Aprender hoje a ler e escrever o livro da Vida
- Mara Welferinger

- 10 de mar.
- 3 min de leitura
Atualizado: 26 de abr.

Durante séculos, quando o “acesso” ao saber estava nas mãos do mestre, o verbo aprender era considerado como sinônimo daquilo que era ensinado e os conhecimentos de base eram os da Escola.
Com os avanços nas pesquisas sobre quem somos, compreendemos agora que a aprendizagem é um processo que se insere na duração. Os termos que Francisco Varela propõe define muito bem o que é aprender. Para ele aprender é “entrar em um caminho de transformação”.
O paradoxo do mundo contemporâneo é que as mudanças que foram ocasionadas pelos avanços da ciência e da tecnologia não provocaram uma transformação conceitual rápida na esfera educacional. Infelizmente, os dados que nos esclarecem sobre a Vida e o Vivente ainda são reservados aos especialistas e são assunto dos biólogos.
A Escola muito preocupada com a eficiência, ainda não conseguiu ver que o Vivente não é nem mensurável, nem quantificável e que a vida cognitiva não pode ser reduzida a previsões, números ou estatísticas.
Aprender, assim como o Vivente, é feito de gestos simples e cotidianos (um encontro, uma palavra, um novo olhar que tecem nossa conexão com o meio ambiente, com os outros e com nós mesmos.
Essa realidade exige que o mundo educacional também se torne aprendente, que ele questione certos conceitos fossilizados (causalidade, objectividade, origem, temporalidade etc.), que ele tire a “poeira” dos debates sobre o verdadeiro-falso, sobre o inato e o adquirido, sobre o real ou a informação como uma entidade; que ele acompanhe o aluno na sua descoberta do plural das palavras “lógicas”, “memórias”, “inteligências”, “linguagens”, “níveis de realidade”..., que ele encoraje a emergência de conceitos novos e dinâmicos: auto-organização, estruturação, potencialização, atualização, complexidade, transdisciplinaridade...
São nessas condições e a esse preço que o aprendente poderá se abrir e participar na redação do Livro da Vida. Lembremos que a palavra “livro” vem do latim “liber”, que significa “a parte viva da casca sobre a qual os escribas escreviam”.
As páginas do Livro da Vida falam de emergência, de inovação, de compartilhar, de renovação, de confiança, interconexão, reconhecimento porque o Vivente é diferente a cada instante, porque ele está em perpétuo movimento, em devir. O mundo educacional tem como papel orientar e acompanhar aquele lhe é confiado, na leitura das palavras-chave do Vivente. O seu papel é justamente construir com os “tijolos” do Vivente as interações entre os parceiros educacionais.

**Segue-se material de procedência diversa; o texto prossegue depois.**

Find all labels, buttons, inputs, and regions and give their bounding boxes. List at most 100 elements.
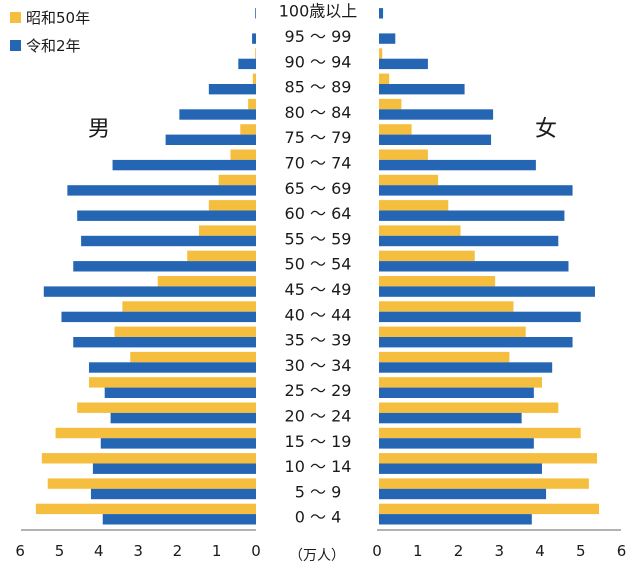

Porque nosso organismo humano é dotado de um sistema nervoso central (nosso cérebro) o nosso funcionamento de base é um laço que conecta nossas percepções sensoriais e nossas ações.
Quando esse laço não é nutrido de sentido, quando não está enraizado em nossa história, quando estamos despojados da relação signo-significado, quando não somos autores daquilo que vemos, compreendemos, sentimos; quando as condições de atualização de todos os nossos “possíveis” não estão presentes, então a violência é liberada, de uma forma ou de outra, violência contra si mesmo, violência contra os outros, violência de uma linguagem cotidiana linear, apressada para dizer, estagnada sob o verbo “ser” (a grande máquina de rotular a realidade), ou encerrado em compartimentos estanques ou esclerosados pelo verbo “ter” (o grande estorvo das nossas relações com os objetos, com os outros e com nós mesmos).
Quando a violência é liberada, a escrita da vida é apagada. Nada é escrito ou lido “em uma duração para além da duração” (uma das definições da Vida). O esquecimento, terrível e mortal, do rosto do Outro impera (reina supremo). Esse mundo faz desaparecer a emergência.
Esse não é o mundo que queremos ajudar a construir.
Um programa inesgotável de conexão aguarda os parceiros das situações educacionais.
O série de ferramentas, abordagens e atividades de conexão é infinitamente vasta, assim como a vastidão daqueles que acompanhamos no seu impulso de aprendizagem, até que eles saibam que eles são um ser em devir. Reconhecer-se em devir não é essa a competência-chave do Vivente?
Ela contém todas as outras chaves e ela se coloca, mais do que nunca, no centro das nossas preocupações educacionais.
Texto escrito por Hélène Trocmé-Fabre (Doutora em Linguística, Doutora em letras e Ciências Humanas. Autora do “Aprendo, logo existo, Reinventar o Ofício de Aprende entre outros).